NASA seeks student experiments for 2013 high-altitude scientific balloon flight

NASA is accepting applications from graduate and undergraduate university students to fly experiments to the edge of space on a scientific balloon next year.

The balloon competition is a joint project between NASA and the Louisiana Space Consortium in Baton Rouge.

NASA is targeting fall 2013 for the next flight opportunity for the High Altitude Student Platform. HASP is a balloon-borne instrument stack that provides an annual near-space flight opportunity for 12 instruments built by students.

A panel of experts from NASA’s Wallops Flight Facility in Virginia and LaSPACE will review the applications and select the finalists for the next flight opportunity. Flights are launched from the Columbia Scientific Balloon Facility’s remote site in Fort Sumner, N.M., and typically achieve 15 to 20 hours’ duration at an altitude of about 23 miles.
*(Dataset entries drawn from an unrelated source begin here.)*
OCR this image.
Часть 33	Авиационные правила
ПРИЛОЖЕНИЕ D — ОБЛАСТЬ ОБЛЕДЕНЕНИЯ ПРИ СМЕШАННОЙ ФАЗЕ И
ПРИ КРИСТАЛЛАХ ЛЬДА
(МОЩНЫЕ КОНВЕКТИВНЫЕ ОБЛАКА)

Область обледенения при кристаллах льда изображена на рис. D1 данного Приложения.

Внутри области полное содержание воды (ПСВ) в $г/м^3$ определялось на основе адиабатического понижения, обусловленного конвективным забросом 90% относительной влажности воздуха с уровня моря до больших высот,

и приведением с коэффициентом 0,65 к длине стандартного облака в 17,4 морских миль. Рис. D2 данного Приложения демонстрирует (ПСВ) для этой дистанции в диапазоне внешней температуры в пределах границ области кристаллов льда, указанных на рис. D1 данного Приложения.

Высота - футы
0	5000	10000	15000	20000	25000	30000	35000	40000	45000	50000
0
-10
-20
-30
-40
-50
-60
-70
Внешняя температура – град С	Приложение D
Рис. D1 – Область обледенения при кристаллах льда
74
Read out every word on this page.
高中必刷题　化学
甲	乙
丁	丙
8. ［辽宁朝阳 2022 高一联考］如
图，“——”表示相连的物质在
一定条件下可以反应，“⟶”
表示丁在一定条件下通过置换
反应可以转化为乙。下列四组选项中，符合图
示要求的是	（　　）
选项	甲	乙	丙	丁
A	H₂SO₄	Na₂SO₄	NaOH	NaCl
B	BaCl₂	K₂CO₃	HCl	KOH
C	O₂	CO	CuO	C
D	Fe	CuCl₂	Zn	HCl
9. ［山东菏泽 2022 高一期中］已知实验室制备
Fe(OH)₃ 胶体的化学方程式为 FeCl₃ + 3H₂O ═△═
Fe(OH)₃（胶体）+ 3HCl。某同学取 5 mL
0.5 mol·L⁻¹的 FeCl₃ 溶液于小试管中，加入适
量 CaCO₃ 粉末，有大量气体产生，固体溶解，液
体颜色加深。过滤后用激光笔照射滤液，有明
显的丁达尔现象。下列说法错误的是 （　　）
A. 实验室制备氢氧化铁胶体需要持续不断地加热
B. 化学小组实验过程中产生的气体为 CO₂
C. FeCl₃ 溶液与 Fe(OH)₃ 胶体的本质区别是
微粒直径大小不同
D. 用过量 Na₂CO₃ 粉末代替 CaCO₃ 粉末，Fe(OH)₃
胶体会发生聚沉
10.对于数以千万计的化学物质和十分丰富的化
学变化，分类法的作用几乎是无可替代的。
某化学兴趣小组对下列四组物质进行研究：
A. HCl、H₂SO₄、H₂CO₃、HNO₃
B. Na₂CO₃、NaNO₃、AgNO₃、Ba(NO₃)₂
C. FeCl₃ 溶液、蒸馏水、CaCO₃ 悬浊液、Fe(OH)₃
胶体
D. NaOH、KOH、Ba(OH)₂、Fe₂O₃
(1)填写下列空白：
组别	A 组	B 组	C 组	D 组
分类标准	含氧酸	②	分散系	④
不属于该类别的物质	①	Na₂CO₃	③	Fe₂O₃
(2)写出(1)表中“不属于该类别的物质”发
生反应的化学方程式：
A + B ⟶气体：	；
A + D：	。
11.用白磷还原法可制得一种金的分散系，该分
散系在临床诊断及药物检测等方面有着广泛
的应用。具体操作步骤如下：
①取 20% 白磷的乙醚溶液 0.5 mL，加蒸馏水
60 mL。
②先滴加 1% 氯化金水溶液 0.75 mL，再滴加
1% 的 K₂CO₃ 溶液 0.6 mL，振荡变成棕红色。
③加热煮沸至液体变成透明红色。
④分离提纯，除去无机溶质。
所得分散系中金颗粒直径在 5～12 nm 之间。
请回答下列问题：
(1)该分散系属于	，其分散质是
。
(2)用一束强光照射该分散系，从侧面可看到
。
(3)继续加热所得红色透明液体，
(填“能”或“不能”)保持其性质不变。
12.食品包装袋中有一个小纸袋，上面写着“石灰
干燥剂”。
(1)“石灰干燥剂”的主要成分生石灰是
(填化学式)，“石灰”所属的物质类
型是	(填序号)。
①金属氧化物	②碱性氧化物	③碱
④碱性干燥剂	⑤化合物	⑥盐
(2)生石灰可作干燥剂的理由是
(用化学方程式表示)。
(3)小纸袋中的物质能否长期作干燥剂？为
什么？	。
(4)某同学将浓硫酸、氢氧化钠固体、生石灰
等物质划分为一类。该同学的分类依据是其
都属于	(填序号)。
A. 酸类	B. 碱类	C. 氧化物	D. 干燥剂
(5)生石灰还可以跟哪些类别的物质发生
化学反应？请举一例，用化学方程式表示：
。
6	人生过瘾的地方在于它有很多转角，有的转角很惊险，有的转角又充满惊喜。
HASP houses and provides power, mechanical support, interactivity and communications for the instruments. It can be used to flight-test compact satellites, prototypes and other small payloads designed and built by students.

HASP can support about 200 pounds for payloads and test articles. Since 2006, the HASP program has flown 60 payloads involving more than 500 students from 14 states, Puerto Rico and Canada.

The deadline for applications for the 2013 flight is Dec. 14. A question-and-answer teleconference for interested parties will be held Nov. 16.